Gleb saß neben Taran, die müden Beine ausgestreckt. Über all dem Seemannsgarn, das die Stalker spannen, hatte er seine Büchse mit dem dampfenden Fleisch schon fast vergessen. Erst als sein Meister ihm einen vieldeutigen Blick zuwarf, griff er sich eilig einen Löffel und machte sich ans Essen, folgte aber weiter aufmerksam dem Verlauf des Gesprächs.
»Und dann war da noch diese Geschichte …« Natürlich war es Ksiwa, der wie gewöhnlich seine Redekunst zur Schau stellen musste. »Damals waren Sergej Domkrat und ich unterwegs, um uns irgendwo Zeitschriften zu besorgen.«
»Zeitschriften?«
»Logisch, Zeitschriften . Die Mädels bei uns konntest du ja an den Fingern abzählen …«
Okun prustete los, während er den Tee ausschenkte. Nata verzog angewidert das Gesicht, behielt jedoch die bissige Bemerkung, die ihr auf der Zunge lag, für sich.

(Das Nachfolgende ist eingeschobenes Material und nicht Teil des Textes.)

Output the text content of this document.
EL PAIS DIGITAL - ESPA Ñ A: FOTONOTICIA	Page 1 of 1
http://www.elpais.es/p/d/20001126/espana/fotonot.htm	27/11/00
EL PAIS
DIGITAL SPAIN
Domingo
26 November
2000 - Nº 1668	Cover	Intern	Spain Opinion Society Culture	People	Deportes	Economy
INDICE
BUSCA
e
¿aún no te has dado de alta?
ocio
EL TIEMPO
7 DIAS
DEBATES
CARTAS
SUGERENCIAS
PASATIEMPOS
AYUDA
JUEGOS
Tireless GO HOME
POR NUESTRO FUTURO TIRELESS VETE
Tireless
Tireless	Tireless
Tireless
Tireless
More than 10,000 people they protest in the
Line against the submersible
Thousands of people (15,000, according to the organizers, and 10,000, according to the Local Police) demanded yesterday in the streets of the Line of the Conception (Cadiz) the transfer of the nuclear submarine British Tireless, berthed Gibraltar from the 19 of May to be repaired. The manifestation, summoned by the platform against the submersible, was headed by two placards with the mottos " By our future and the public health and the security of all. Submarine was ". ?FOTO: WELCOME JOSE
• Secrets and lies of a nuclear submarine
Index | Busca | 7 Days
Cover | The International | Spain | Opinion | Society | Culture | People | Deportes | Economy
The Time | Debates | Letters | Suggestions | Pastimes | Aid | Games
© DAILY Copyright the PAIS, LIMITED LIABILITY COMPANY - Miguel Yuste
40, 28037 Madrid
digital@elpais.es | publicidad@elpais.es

»Wir durchstöbern also den Nebenraum eines Buchladens, stopfen die Rucksäcke bis oben hin voll und marsch zurück. Kurz vor dem Eingang zur Metro sehen wir plötzlich auf der Kreuzung so einen Typen im langen Büßerhemd. Mitten auf der Straße steht er da, starr wie eine Säule. Unter der Kapuze nichts zu sehen, rein gar nichts. Wir rufen zu ihm rüber: ›Bruder, von welcher Station bist du?‹ Er schweigt, wie ein Fisch auf dem Trockenen! Was sollten wir machen? Wir lassen ihn stehen und sind schon beinah wieder in der Metro. Ich geh als Letzter. Plötzlich reitet mich der Teufel, und ich schau mich um. Und vor meinen Augen macht dieser komische Typ auf einmal einen Wahnsinnssprung bis auf ein Hausdach!«
»Das Märchen kannst du jemand anderem erzählen!«
»Ich schwör’s!« Ksiwa beugte sich vor und gestikulierte wild. »Der ging nur kurz in die Hocke und dann hat er diesen Satz gemacht! Über die Kante, und weg war er!«
»Alles Aufschneiderei …«
»Mich soll die Strahlung erwischen, wenn ich lüge! Fragt doch Taran! Hör mal, Stalker, du hast doch bestimmt auch schon mal so einen Freak gesehen?«
Taran schwieg kurz, dann antwortete er: »Habe ich nicht.«
Okun grinste. Nata zog die Augenbrauen zusammen und nickte, als wollte sie sagen: »Schon gut, Junge, fabulier ruhig weiter.« Ksiwa fand das jedoch überhaupt nicht witzig. Das Verhalten seiner Gefährten kränkte ihn.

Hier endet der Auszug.